We conducted an in vitro investigation of the activity of rifamycins against planktonic and biofilm states of Staphylococcus aureus and Staphylococcus epidermidis isolates from patients with prosthetic joint infections (PJIs), characterised their rpoB gene mutations, and analysed the clinical outcomes of rifampicin-resistant isolates. A total of 110 staphylococcal isolates were collected from patients with PJI. Antimicrobials tested using the broth microdilution method included rifampicin, rifabutin, rifapentine and rifaximin. We evaluated rpoB gene mutations to identify rifampicin resistance mechanisms. Clinical outcomes were assessed in rifampicin-resistant isolates. The 110 staphylococcal isolates included 85 S. aureus (55% methicillin-resistant) and 25 S. epidermidis (100% methicillin-resistant).
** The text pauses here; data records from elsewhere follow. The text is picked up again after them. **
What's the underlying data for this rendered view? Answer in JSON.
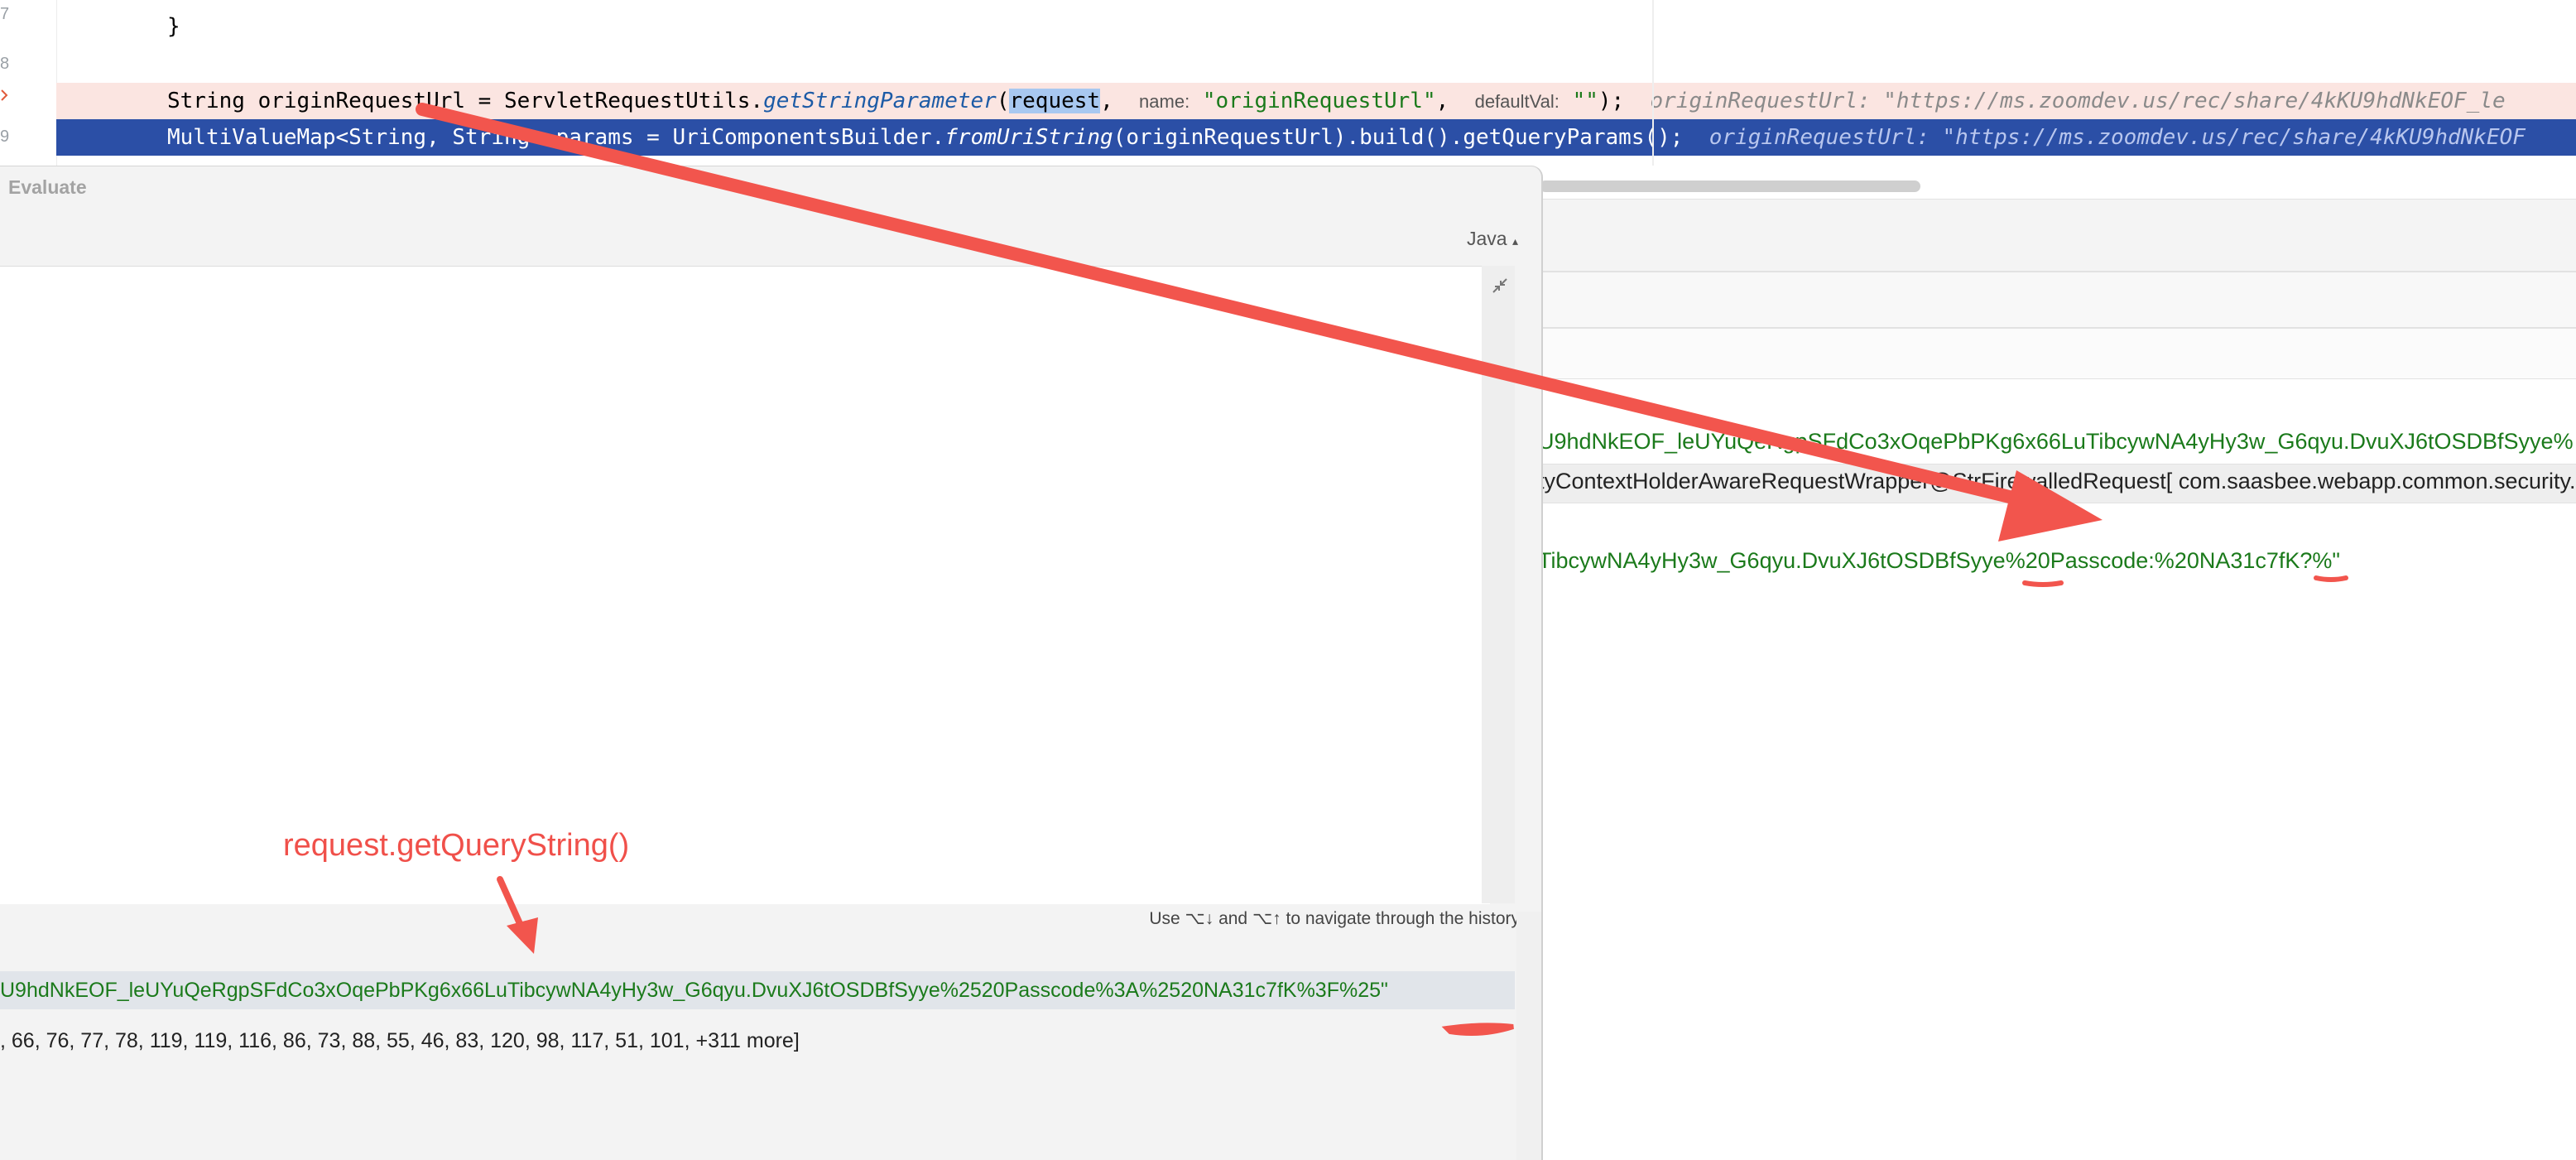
{
  "editor": {
    "line_numbers": [
      "7",
      "8",
      "9"
    ],
    "line1": {
      "brace": "}"
    },
    "line2": {
      "decl": "String originRequestUrl = ServletRequestUtils.",
      "method": "getStringParameter",
      "open": "(",
      "arg_selected": "request",
      "comma": ",",
      "hint_name": "name:",
      "arg_name": "\"originRequestUrl\"",
      "comma2": ",",
      "hint_default": "defaultVal:",
      "arg_default": "\"\"",
      "close": ");",
      "inline_value": "originRequestUrl: \"https://ms.zoomdev.us/rec/share/4kKU9hdNkEOF_le"
    },
    "line3": {
      "decl": "MultiValueMap<String, String> params = UriComponentsBuilder.",
      "method": "fromUriString",
      "rest": "(originRequestUrl).build().getQueryParams();",
      "inline_value": "originRequestUrl: \"https://ms.zoomdev.us/rec/share/4kKU9hdNkEOF"
    }
  },
  "debugger": {
    "var_line1": "U9hdNkEOF_leUYuQeRgpSFdCo3xOqePbPKg6x66LuTibcywNA4yHy3w_G6qyu.DvuXJ6tOSDBfSyye%",
    "var_line2": "tyContextHolderAwareRequestWrapper@StrFirewalledRequest[ com.saasbee.webapp.common.security.h",
    "var_line3": "TibcywNA4yHy3w_G6qyu.DvuXJ6tOSDBfSyye%20Passcode:%20NA31c7fK?%\""
  },
  "evaluate": {
    "title": "Evaluate",
    "language": "Java",
    "language_arrow": "▴",
    "history_hint": "Use ⌥↓ and ⌥↑ to navigate through the history",
    "result_value": "U9hdNkEOF_leUYuQeRgpSFdCo3xOqePbPKg6x66LuTibcywNA4yHy3w_G6qyu.DvuXJ6tOSDBfSyye%2520Passcode%3A%2520NA31c7fK%3F%25\"",
    "array_value": ", 66, 76, 77, 78, 119, 119, 116, 86, 73, 88, 55, 46, 83, 120, 98, 117, 51, 101, +311 more]"
  },
  "annotation": {
    "label": "request.getQueryString()",
    "color": "#f0504a"
  }
}
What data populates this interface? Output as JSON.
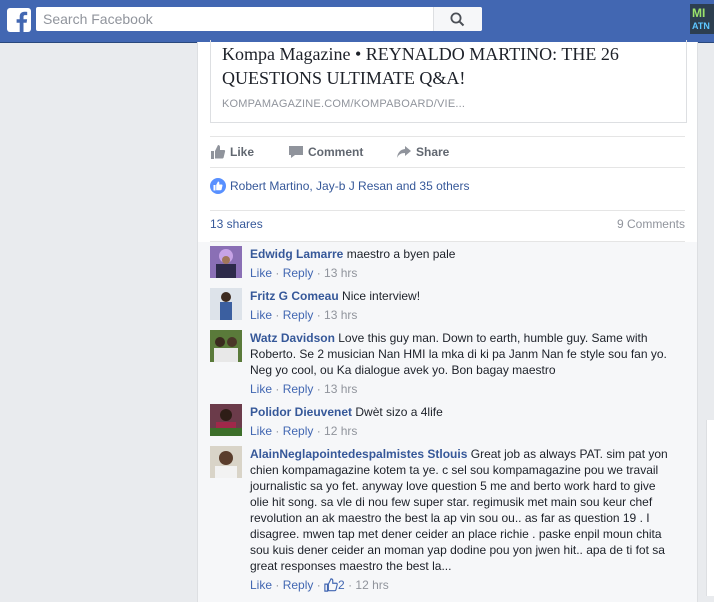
{
  "topbar": {
    "search_placeholder": "Search Facebook",
    "corner_badge_line1": "MI",
    "corner_badge_line2": "ATN"
  },
  "post": {
    "link_title": "Kompa Magazine • REYNALDO MARTINO: THE 26 QUESTIONS ULTIMATE Q&A!",
    "link_domain": "KOMPAMAGAZINE.COM/KOMPABOARD/VIE...",
    "actions": {
      "like": "Like",
      "comment": "Comment",
      "share": "Share"
    },
    "likes_text": "Robert Martino, Jay-b J Resan and 35 others",
    "shares_text": "13 shares",
    "comments_count_text": "9 Comments"
  },
  "comments": [
    {
      "author": "Edwidg Lamarre",
      "text": "maestro a byen pale",
      "like": "Like",
      "reply": "Reply",
      "time": "13 hrs"
    },
    {
      "author": "Fritz G Comeau",
      "text": "Nice interview!",
      "like": "Like",
      "reply": "Reply",
      "time": "13 hrs"
    },
    {
      "author": "Watz Davidson",
      "text": "Love this guy man. Down to earth, humble guy. Same with Roberto. Se 2 musician Nan HMI la mka di ki pa Janm Nan fe style sou fan yo. Neg yo cool, ou Ka dialogue avek yo. Bon bagay maestro",
      "like": "Like",
      "reply": "Reply",
      "time": "13 hrs"
    },
    {
      "author": "Polidor Dieuvenet",
      "text": "Dwèt sizo a 4life",
      "like": "Like",
      "reply": "Reply",
      "time": "12 hrs"
    },
    {
      "author": "AlainNeglapointedespalmistes Stlouis",
      "text": "Great job as always PAT. sim pat yon chien kompamagazine kotem ta ye. c sel sou kompamagazine pou we travail journalistic sa yo fet. anyway love question 5 me and berto work hard to give olie hit song. sa vle di nou few super star. regimusik met main sou keur chef revolution an ak maestro the best la ap vin sou ou.. as far as question 19 . I disagree. mwen tap met dener ceider an place richie . paske enpil moun chita sou kuis dener ceider an moman yap dodine pou yon jwen hit.. apa de ti fot sa great responses maestro the best la...",
      "like": "Like",
      "reply": "Reply",
      "reaction_count": "2",
      "time": "12 hrs"
    }
  ],
  "colors": {
    "brand": "#4267b2",
    "link": "#365899",
    "meta": "#90949c"
  }
}
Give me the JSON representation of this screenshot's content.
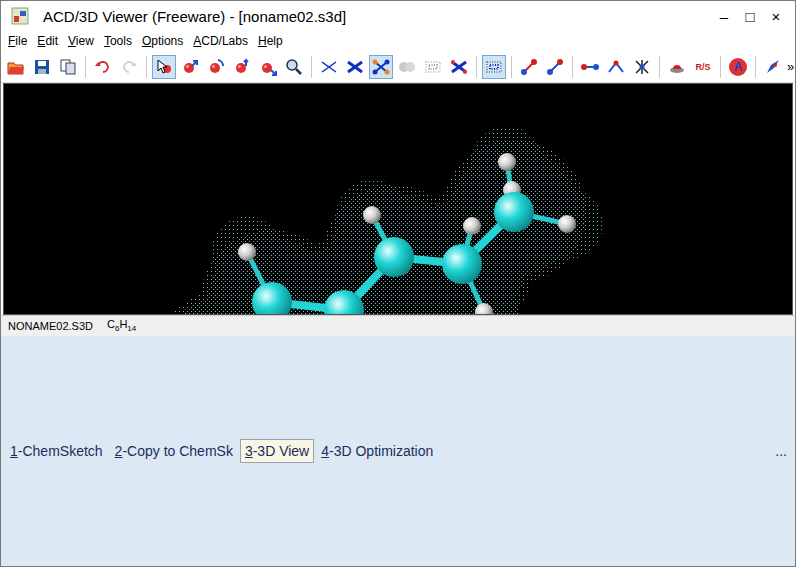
{
  "window": {
    "title": "ACD/3D Viewer (Freeware) - [noname02.s3d]",
    "controls": [
      "–",
      "□",
      "×"
    ]
  },
  "menu": [
    {
      "label": "File",
      "underline": "F"
    },
    {
      "label": "Edit",
      "underline": "E"
    },
    {
      "label": "View",
      "underline": "V"
    },
    {
      "label": "Tools",
      "underline": "T"
    },
    {
      "label": "Options",
      "underline": "O"
    },
    {
      "label": "ACD/Labs",
      "underline": "A"
    },
    {
      "label": "Help",
      "underline": "H"
    }
  ],
  "toolbar": {
    "items": [
      {
        "kind": "button",
        "pressed": false,
        "disabled": false
      },
      {
        "kind": "button",
        "pressed": false,
        "disabled": false
      },
      {
        "kind": "button",
        "pressed": false,
        "disabled": false
      },
      {
        "kind": "separator"
      },
      {
        "kind": "button",
        "pressed": false,
        "disabled": false
      },
      {
        "kind": "button",
        "pressed": false,
        "disabled": true
      },
      {
        "kind": "separator"
      },
      {
        "kind": "button",
        "pressed": true,
        "disabled": false
      },
      {
        "kind": "button",
        "pressed": false,
        "disabled": false
      },
      {
        "kind": "button",
        "pressed": false,
        "disabled": false
      },
      {
        "kind": "button",
        "pressed": false,
        "disabled": false
      },
      {
        "kind": "button",
        "pressed": false,
        "disabled": false
      },
      {
        "kind": "button",
        "pressed": false,
        "disabled": false
      },
      {
        "kind": "separator"
      },
      {
        "kind": "button",
        "pressed": false,
        "disabled": false
      },
      {
        "kind": "button",
        "pressed": false,
        "disabled": false
      },
      {
        "kind": "button",
        "pressed": true,
        "disabled": false
      },
      {
        "kind": "button",
        "pressed": false,
        "disabled": true
      },
      {
        "kind": "button",
        "pressed": false,
        "disabled": true
      },
      {
        "kind": "button",
        "pressed": false,
        "disabled": false
      },
      {
        "kind": "separator"
      },
      {
        "kind": "button",
        "pressed": true,
        "disabled": false
      },
      {
        "kind": "separator"
      },
      {
        "kind": "button",
        "pressed": false,
        "disabled": false
      },
      {
        "kind": "button",
        "pressed": false,
        "disabled": false
      },
      {
        "kind": "separator"
      },
      {
        "kind": "button",
        "pressed": false,
        "disabled": false
      },
      {
        "kind": "button",
        "pressed": false,
        "disabled": false
      },
      {
        "kind": "button",
        "pressed": false,
        "disabled": false
      },
      {
        "kind": "separator"
      },
      {
        "kind": "button",
        "pressed": false,
        "disabled": false
      },
      {
        "kind": "button",
        "pressed": false,
        "disabled": false,
        "glyph": "R/S"
      },
      {
        "kind": "separator"
      },
      {
        "kind": "button",
        "pressed": false,
        "disabled": false,
        "glyph": "A"
      },
      {
        "kind": "separator"
      },
      {
        "kind": "button",
        "pressed": false,
        "disabled": false
      }
    ],
    "overflow": "»"
  },
  "status_bar": {
    "file": "NONAME02.S3D",
    "formula": [
      {
        "text": "C",
        "sub": false
      },
      {
        "text": "6",
        "sub": true
      },
      {
        "text": "H",
        "sub": false
      },
      {
        "text": "14",
        "sub": true
      }
    ]
  },
  "tabs": [
    {
      "label": "1-ChemSketch",
      "underline": "1",
      "selected": false
    },
    {
      "label": "2-Copy to ChemSk",
      "underline": "2",
      "selected": false
    },
    {
      "label": "3-3D View",
      "underline": "3",
      "selected": true
    },
    {
      "label": "4-3D Optimization",
      "underline": "4",
      "selected": false
    }
  ],
  "tabs_more": "..."
}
Seven S. aureus isolates and two S. epidermidis isolates were resistant to rifampicin [minimum inhibitory concentration (MIC) ≥2 μg/mL] and these isolates exhibited rpoB gene mutations. Among the 78 rifampicin-susceptible S. aureus isolates and 23 S. epidermidis isolates, 76 S. aureus isolates (97.4%) and all S. epidermidis isolates (100%) were highly susceptible (MIC ≤ 0.06 μg/mL) to other rifamycins. The minimum biofilm bactericidal concentrations for ≥50% of isolates (MBBC50) to rifampicin, rifabutin, rifapentine and rifaximin were 4, 1, 2 and 4 μg/mL for S. aureus and 1, 0.125, 0.25 and 0.5 μg/mL for S. epidermidis, respectively, among rifampicin-susceptible isolates. Among nine patients bearing rifampicin-resistant isolates, only three (33%) had successful outcomes. Rifamycins other than rifampicin show promising antistaphylococcal activity, including antibiofilm activity. Rifamycin-resistant staphylococci exhibit rpoB gene mutations.